In school, Mitsuko leads a small gang that includes Hirono Shimizu and Yoshimi Yahagi. They are involved in prostitution, drug use, theft, and extortion. Her classmates both fear and despise her; few will approach her despite her beauty. She is described as having a reputation that intimidates even teachers. Within the Program, she is instantly active and remorseless. Her assigned weapon is a kama (sickle), which she wields with lethal skill, and she also acquires and uses a pistol. Her primary method is to feign vulnerability, lure male classmates with her sexuality, and then kill them when they let their guard down. She kills six students in the film adaptation and more in the novel and manga, making her the female participant with the highest body count.

Mitsuko has no real friends; her relationships are entirely transactional. She interacts with Hirono and Yoshimi as followers rather than equals. Her encounters with male students such as Yuichiro Takiguchi and Hiroki Sugimura are marked by manipulation and violence. She tries to seduce Sugimura but fails because he is devoted to Kayoko Kotohiki. Her most significant confrontation is with Kazuo Kiriyama, the emotionless killer. After being wounded, she attempts to seduce him, stripping naked and offering herself, but Kiriyama shows no interest and shoots her repeatedly. In her final moments, she reverts to a childlike state, crying out for her father and clinging to the ring he gave her. She is killed by a shot to the face.

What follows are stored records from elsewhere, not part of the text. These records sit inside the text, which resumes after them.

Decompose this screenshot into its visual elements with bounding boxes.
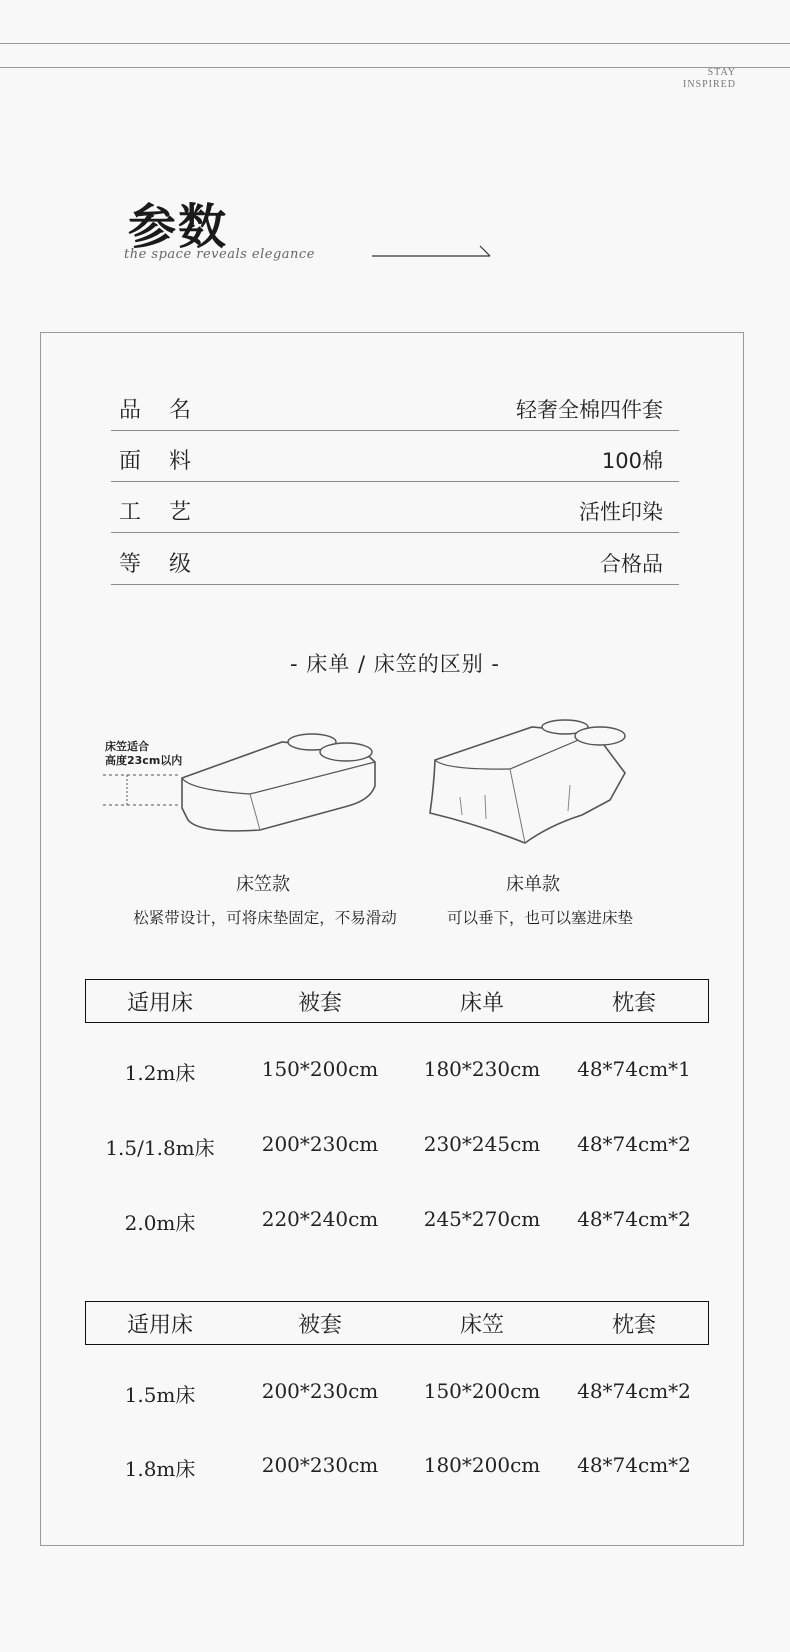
- table-cell: 220*240cm: [261, 1207, 379, 1231]
- spec-label: 等级: [119, 552, 220, 577]
- spec-label: 面料: [119, 449, 220, 474]
- table-header-cell: 适用床: [126, 991, 193, 1016]
- spec-label: 工艺: [119, 500, 220, 525]
- top-rule-2: [0, 67, 790, 68]
- table-cell: 150*200cm: [423, 1379, 541, 1403]
- spec-value: 100棉: [601, 449, 663, 473]
- table-cell: 48*74cm*2: [577, 1453, 691, 1477]
- table-cell: 1.5/1.8m床: [105, 1136, 215, 1160]
- brand-mark: [682, 67, 736, 91]
- fitted-desc: 松紧带设计，可将床垫固定，不易滑动: [133, 909, 397, 927]
- flat-sheet-illustration: [420, 715, 640, 850]
- table-cell: 200*230cm: [261, 1132, 379, 1156]
- table-header-cell: 被套: [297, 991, 342, 1016]
- page-title: 参数: [128, 199, 229, 255]
- flat-caption: 床单款: [506, 874, 560, 895]
- fitted-sheet-illustration: [100, 720, 380, 860]
- table-cell: 1.5m床: [124, 1383, 196, 1407]
- table-cell: 180*230cm: [423, 1057, 541, 1081]
- table-cell: 180*200cm: [423, 1453, 541, 1477]
- spec-value: 活性印染: [579, 500, 663, 524]
- table-cell: 200*230cm: [261, 1379, 379, 1403]
- table-header-cell: 枕套: [611, 1313, 656, 1338]
- table-cell: 230*245cm: [423, 1132, 541, 1156]
- table-cell: 48*74cm*2: [577, 1207, 691, 1231]
- table-header-cell: 被套: [297, 1313, 342, 1338]
- table-cell: 150*200cm: [261, 1057, 379, 1081]
- top-rule: [0, 43, 790, 44]
- table-header-cell: 床单: [459, 991, 504, 1016]
- spec-row: [111, 431, 679, 482]
- page-subtitle: the space reveals elegance: [124, 247, 315, 262]
- table-header-cell: 床笠: [459, 1313, 504, 1338]
- difference-title: - 床单 / 床笠的区别 -: [290, 652, 500, 676]
- arrow-right-icon: [372, 244, 492, 258]
- table-cell: 48*74cm*2: [577, 1132, 691, 1156]
- brand-line-2: INSPIRED: [682, 79, 736, 90]
- table-header-cell: 适用床: [126, 1313, 193, 1338]
- table-cell: 48*74cm*1: [577, 1057, 691, 1081]
- table-cell: 1.2m床: [124, 1061, 196, 1085]
- spec-row: [111, 534, 679, 585]
- table-cell: 48*74cm*2: [577, 1379, 691, 1403]
- table-cell: 245*270cm: [423, 1207, 541, 1231]
- flat-desc: 可以垂下，也可以塞进床垫: [446, 909, 633, 927]
- spec-row: [111, 380, 679, 431]
- spec-value: 合格品: [600, 552, 663, 576]
- table-cell: 1.8m床: [124, 1457, 196, 1481]
- spec-row: [111, 482, 679, 533]
- table-cell: 200*230cm: [261, 1453, 379, 1477]
- brand-line-1: STAY: [707, 67, 736, 78]
- fitted-caption: 床笠款: [236, 874, 290, 895]
- table-header-cell: 枕套: [611, 991, 656, 1016]
- table-cell: 2.0m床: [124, 1211, 196, 1235]
- height-note-line-2: 高度23cm以内: [105, 754, 183, 767]
- height-note-line-1: 床笠适合: [105, 740, 149, 753]
- spec-value: 轻奢全棉四件套: [516, 398, 663, 422]
- spec-label: 品名: [119, 398, 220, 423]
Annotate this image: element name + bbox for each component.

Across the story, Mitsuko’s arc illustrates how a victim can become a predator. She operates from a philosophy of pure self-preservation: she has been on the receiving end of cruelty, so she now takes whatever she can. Her death is both brutal and tragic, as it underscores that her manipulative skills are useless against someone utterly devoid of human emotion. She is a character defined by her trauma, her calculated cruelty, and a brief, desperate glimpse of the broken child she once was.